Several books are available on the building. Malaparte: Casa Come Me (A House Like Me) edited by Michael McDonough, includes drawings and essays by many prominent artists and architects, such as James Wines, Tom Wolfe, Robert Venturi, Emilio Ambasz, Ettore Sottsass, Michael Graves, Willem Defoe, Peter Eisenman, Wiel Arets and many other luminaries of arts and letters
Lined with designer labels, exclusive boutiques, and luxury hotels, Via Vittorio Emanuele III is a haven of high class shopping for big spenders. Shopping in style, enjoying the atmosphere or simply hanging around brimming with "class" is what this street was designed for.
Via Vittorio Emanuele however, surpasses shopping and continues towards the top of Capri.
Leaving the historic and acclaimed Quisisana Hotel and numerous boutiques behind, the road climbs to the serene Carthusian Monastery and the Gardens of Augustus above, tranquil respite from the strains of vanity fair.
Walking up from the piazza where numerous cafes refresh the weary, you'll discover a garden retreat promoted by German Industrialist, A.F. Krupp. It was part of Fondo Certosa, an estate purchased by him and named Augusta Gardens.

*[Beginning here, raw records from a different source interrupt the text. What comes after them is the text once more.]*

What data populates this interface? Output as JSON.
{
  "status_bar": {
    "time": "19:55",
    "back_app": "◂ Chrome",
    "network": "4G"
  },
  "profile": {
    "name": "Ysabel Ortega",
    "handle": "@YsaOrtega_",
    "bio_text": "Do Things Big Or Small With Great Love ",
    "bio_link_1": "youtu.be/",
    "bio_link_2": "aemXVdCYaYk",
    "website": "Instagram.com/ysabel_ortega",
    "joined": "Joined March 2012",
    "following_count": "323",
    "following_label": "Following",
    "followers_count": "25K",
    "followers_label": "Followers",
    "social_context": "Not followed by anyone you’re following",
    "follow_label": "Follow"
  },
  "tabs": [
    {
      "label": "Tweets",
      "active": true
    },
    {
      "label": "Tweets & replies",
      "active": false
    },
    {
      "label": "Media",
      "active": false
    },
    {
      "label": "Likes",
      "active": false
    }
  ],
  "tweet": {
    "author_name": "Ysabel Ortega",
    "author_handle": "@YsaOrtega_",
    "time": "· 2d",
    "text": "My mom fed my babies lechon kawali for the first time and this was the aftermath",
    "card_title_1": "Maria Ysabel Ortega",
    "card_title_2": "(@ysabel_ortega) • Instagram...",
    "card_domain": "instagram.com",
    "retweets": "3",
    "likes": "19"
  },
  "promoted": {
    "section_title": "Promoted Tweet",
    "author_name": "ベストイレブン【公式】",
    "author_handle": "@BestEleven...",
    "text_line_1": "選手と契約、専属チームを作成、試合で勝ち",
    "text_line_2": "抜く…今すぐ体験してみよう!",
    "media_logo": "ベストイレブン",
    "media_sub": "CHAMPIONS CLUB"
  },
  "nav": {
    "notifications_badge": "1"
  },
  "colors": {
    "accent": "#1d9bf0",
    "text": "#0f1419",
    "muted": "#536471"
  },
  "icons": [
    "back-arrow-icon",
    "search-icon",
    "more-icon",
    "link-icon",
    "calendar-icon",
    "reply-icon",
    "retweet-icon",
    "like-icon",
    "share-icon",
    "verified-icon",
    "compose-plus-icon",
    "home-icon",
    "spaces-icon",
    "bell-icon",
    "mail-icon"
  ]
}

The reward for your efforts are the picture postcard views. Far below, you'll see the Faraglioni rocks, massive chunks of rock that were the product of rock slides and erosion by wind and sea.
Although my photos turned out poorly, this picture shows us wending our way towards the gardens. It was a very pleasant day, with a gentle breeze and comfortable temperatures.
There was no charge for admittance, but the photo op was priceless...I hope you do a better job of it than I did!